Мне это все не подходит. Затаившийся в подполье Уве Енсен вполне мог оказаться замешанным в нелегальные торговые сделки с оружием, которые в соответствии с сюжетными выкрутасами Эмблера и любовью Харма Петерса к авантюрным похождениям могли сделаться основной сюжетной линией. Судя по намекам Вентина — «Ваш друг, — говорит он, — видимо, отправился по делам на остров Тимор», — торговля оружием отнюдь не исключение; ведь в восточной части Тимора, когда-то являвшейся португальской колонией, борющиеся за его независимость партизаны до сих пор сражаются с индонезийской армией, а Тимор, как и Бали, принадлежит к группе Малых Зондских островов.

Нет, здесь мы не будем вмешиваться. Во всяком случае, едва обозначившись, эта побочная сюжетная линия может проявиться как противостоящее мечте Дёрте о ребенке головорожденное создание. Пусть все будет так, как он пожелает. В своих мечтах Харм представляет себя партизаном. Он сражается с автоматом (русским) в руках. В тропических джунглях, в горах. Он прикрывает огнем своих соратников. Вместе со своим другом Уве он борется за свободу и независимость Тимора. Они рискуют жизнью; надо же ведь куда-то девать в фильме ливерную колбасу.

Однако так способствующий развитию сюжета сувенир вполне уравновешивают различные чудеса природы. Из моих записей: «Перед „Пещерой летучих мышей“, вход в которую напоминает церковный портал и под низкими сводами которой висят во тьме сто тысяч летучих мышей, Харм и Дёрте ссорятся».
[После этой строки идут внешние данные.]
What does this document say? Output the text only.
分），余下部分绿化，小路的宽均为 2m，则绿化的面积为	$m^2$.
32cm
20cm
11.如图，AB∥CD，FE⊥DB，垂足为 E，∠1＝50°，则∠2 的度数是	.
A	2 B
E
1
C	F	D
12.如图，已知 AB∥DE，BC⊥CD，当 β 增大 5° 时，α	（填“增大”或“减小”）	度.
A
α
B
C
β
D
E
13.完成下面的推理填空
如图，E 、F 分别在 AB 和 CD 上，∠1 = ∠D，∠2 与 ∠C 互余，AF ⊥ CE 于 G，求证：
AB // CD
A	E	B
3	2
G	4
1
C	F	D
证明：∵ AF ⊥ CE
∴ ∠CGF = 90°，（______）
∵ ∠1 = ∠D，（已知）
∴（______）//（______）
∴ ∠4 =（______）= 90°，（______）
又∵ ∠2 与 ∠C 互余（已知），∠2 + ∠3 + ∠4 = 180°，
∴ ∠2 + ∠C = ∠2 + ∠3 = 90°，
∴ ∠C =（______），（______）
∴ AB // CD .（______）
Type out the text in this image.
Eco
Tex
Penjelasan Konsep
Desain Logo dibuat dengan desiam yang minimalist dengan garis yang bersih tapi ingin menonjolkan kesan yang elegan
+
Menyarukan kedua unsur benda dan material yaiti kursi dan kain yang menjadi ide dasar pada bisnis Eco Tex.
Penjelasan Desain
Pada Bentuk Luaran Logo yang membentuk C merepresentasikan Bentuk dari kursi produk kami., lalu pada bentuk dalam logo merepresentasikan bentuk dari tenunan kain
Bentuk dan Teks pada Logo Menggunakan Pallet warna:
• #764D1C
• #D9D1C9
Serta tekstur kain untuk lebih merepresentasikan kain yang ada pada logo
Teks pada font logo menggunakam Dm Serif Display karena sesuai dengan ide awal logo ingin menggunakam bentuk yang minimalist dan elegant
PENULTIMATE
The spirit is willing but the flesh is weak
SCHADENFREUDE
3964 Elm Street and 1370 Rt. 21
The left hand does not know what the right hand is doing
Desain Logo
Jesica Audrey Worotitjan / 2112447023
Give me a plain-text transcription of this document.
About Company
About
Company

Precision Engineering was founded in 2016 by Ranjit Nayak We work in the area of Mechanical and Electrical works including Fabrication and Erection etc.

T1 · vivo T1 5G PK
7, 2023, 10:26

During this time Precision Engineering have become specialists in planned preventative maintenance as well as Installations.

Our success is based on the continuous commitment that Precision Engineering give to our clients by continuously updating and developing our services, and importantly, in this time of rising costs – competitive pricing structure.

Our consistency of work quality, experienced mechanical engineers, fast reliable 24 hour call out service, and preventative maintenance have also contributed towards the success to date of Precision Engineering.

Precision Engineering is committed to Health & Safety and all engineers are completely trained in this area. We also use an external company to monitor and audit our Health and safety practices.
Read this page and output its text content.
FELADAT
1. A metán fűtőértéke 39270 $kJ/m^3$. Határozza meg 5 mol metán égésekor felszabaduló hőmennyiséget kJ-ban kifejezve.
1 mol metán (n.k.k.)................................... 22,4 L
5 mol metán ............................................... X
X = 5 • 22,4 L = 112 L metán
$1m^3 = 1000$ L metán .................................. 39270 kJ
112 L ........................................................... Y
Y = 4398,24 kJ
Конечно же, из-за ребенка. Летучие мыши издают резкий, то усиливающийся, то затухающий свист. Пещера дышит, и фильм не в состоянии передать исходящую от нее вонь. Три-четыре дюжины из общего числа в сто тысяч летучих мышей вырываются наружу, выделывают в воздухе немыслимые пируэты и снова повисают вниз головой под сводами пещеры. Маленький храм у входа в пещеру весь покрыт их засохшим дерьмом. В пещере, где тьма делает ее невидимой, живет то ли змея, то ли богиня в облике змеи.

За возглавляемой Вентином туристической группой неотступно следуют просящие подаяния дети, и несколько девочек из их числа предлагают корзины с цветами. Дёрте покупает одну корзину и ставит ее перед оскверненным маленьким храмом.

Не обращая внимания на остальных членов группы, Харм кричит: «Я хочу осознанно сделать ребенка. Ты слышишь? Без всяких индуистских штучек!»

А Дёрте, утратив всякий самоконтроль, кричит в ответ: «А я не смогу забеременеть из-за нашего идиотского благоразумия! Я должна вырваться из этого мира, должна воспарить над ним. Я хочу в другой мир, где я стану другой не только внешне, но и внутренне, только не смейся, я хочу в трансцендентный мир, то есть я хочу сказать, что должна как-то почувствовать божественную силу…»

Теперь она роется в своей сумке. Теперь она, размахнувшись, красивым жестом швыряет три упаковки с таблетками в пещеру и, словно желая догнать их, сама бежит туда мимо храма и исчезает в пещере. Светлое платье, длинные светлые волосы мелькают в черной дыре и пропадают в ней.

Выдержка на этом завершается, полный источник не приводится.